Dois parâmetros são comuns aos quatro tipos discursivos (os processos e a duração), uma vez que todo discurso constitui o resultado de um ato de produção realizado em certa duração e veicula propriedades de aspecto diversas. Contudo, com relação ao eixo de referência, esta afirmativa fica invalidada, já que este é elemento constitutivo do mundo específico a que cada tipo discursivo se associa. Destacaremos, dados os tipos discursivos que entram na composição da dissertação, apenas o discurso teórico e o relativo interativo. O primeiro é da ordem do expor, articulado a um mundo conjunto ordinário do agente-produtor, marcado pela ausência de origem espaço-tempo. O discurso do mundo teórico é autônomo em relação aos parâmetros do ato produtivo de texto e organiza seu conteúdo temático de forma independente das circunstâncias específicas de uma determinada produção.

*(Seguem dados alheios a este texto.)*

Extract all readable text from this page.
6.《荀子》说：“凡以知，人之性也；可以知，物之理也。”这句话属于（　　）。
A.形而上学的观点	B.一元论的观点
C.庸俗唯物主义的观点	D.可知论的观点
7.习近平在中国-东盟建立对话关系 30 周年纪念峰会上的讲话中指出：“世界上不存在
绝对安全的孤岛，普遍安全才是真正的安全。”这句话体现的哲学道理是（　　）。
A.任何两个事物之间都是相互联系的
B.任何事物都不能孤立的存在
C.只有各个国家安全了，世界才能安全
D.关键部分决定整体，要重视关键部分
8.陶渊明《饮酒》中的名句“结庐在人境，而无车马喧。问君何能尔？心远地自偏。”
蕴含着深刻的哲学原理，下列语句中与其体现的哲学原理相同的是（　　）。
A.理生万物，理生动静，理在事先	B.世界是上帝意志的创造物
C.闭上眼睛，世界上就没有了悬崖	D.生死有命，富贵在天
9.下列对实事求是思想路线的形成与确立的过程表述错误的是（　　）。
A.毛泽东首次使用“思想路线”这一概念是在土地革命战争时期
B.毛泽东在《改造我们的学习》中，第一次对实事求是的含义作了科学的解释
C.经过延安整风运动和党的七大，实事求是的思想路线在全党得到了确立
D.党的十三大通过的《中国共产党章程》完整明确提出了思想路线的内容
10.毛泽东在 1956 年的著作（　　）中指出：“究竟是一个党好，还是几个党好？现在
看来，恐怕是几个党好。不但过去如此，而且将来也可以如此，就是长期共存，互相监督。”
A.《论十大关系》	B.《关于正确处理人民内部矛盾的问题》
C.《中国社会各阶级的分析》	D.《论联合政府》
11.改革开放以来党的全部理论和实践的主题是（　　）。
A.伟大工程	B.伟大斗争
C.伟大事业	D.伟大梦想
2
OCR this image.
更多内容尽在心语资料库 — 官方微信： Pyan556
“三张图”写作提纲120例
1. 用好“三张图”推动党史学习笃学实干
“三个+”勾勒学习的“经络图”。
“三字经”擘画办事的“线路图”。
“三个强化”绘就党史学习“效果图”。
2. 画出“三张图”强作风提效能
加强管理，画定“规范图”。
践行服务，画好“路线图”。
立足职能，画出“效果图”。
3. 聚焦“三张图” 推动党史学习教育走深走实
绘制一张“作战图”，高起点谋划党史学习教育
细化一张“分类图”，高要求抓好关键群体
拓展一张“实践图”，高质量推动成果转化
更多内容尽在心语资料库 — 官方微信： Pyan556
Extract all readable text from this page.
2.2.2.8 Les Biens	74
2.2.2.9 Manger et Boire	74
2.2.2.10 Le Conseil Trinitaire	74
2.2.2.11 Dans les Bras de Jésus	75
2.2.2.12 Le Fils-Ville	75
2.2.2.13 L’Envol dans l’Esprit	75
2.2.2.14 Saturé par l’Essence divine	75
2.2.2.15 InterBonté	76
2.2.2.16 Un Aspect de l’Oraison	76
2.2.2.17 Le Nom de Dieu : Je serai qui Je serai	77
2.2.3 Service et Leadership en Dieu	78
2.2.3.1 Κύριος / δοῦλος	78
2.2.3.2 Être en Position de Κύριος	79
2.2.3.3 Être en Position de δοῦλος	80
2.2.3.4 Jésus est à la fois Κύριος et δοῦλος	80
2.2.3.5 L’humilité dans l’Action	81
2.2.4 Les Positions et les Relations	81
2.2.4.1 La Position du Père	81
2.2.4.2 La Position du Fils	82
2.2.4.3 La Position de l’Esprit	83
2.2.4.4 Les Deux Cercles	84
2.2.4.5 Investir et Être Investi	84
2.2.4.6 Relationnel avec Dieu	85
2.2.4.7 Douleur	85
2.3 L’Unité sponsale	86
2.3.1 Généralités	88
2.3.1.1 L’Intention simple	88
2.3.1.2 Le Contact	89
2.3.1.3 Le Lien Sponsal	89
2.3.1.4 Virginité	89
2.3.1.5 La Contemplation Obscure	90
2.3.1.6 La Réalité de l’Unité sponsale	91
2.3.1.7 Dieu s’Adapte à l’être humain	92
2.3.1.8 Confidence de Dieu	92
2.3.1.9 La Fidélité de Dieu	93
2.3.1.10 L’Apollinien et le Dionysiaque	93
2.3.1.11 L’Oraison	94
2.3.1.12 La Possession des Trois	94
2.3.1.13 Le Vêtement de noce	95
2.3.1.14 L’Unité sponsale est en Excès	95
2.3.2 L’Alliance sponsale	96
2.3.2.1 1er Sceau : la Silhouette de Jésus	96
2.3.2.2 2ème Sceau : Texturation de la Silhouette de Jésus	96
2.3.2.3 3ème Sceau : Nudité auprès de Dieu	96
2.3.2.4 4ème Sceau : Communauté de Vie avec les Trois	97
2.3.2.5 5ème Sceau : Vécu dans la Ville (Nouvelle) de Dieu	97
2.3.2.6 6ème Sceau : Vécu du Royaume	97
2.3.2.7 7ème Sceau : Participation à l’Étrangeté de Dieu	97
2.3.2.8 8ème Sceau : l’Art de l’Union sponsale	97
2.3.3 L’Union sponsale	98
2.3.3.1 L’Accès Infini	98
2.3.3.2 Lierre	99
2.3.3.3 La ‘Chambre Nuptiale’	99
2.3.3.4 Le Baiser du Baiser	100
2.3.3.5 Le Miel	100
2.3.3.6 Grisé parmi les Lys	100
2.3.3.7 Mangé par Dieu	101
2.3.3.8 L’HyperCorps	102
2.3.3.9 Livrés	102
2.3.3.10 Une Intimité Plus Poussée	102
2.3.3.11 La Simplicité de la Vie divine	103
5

O sistema tempo/ verbo predominante é o presente de valor genérico e o futuro do presente e o futuro do pretérito.

Com relação ao relato interativo, este se constitui por ser disjunto do mundo ordinário do ato de produção. Como é implicado, seu mundo discursivo ancora-se em dêiticos (ontem, a semana passada, etc.) revelando o eixo temporal de referência entre o início da narração com a duração do ato de produzir o texto. São marcados por diferentes tempos verbais: pretérito imperfeito, mais-que-perfeito, passado composto, entre outros. Sintetizando, podemos dizer que nas dissertações há predominância do tempo presente de valor atemporal, chamado de temporalidade primária, relaciona a produção a um dos eixos de referência ou com a duração associada a este eixo. Por outro lado, há o pretérito perfeito, presente, futuros para falar de fatos numa certa temporalidade (secundária) situando um processo em relação a outro.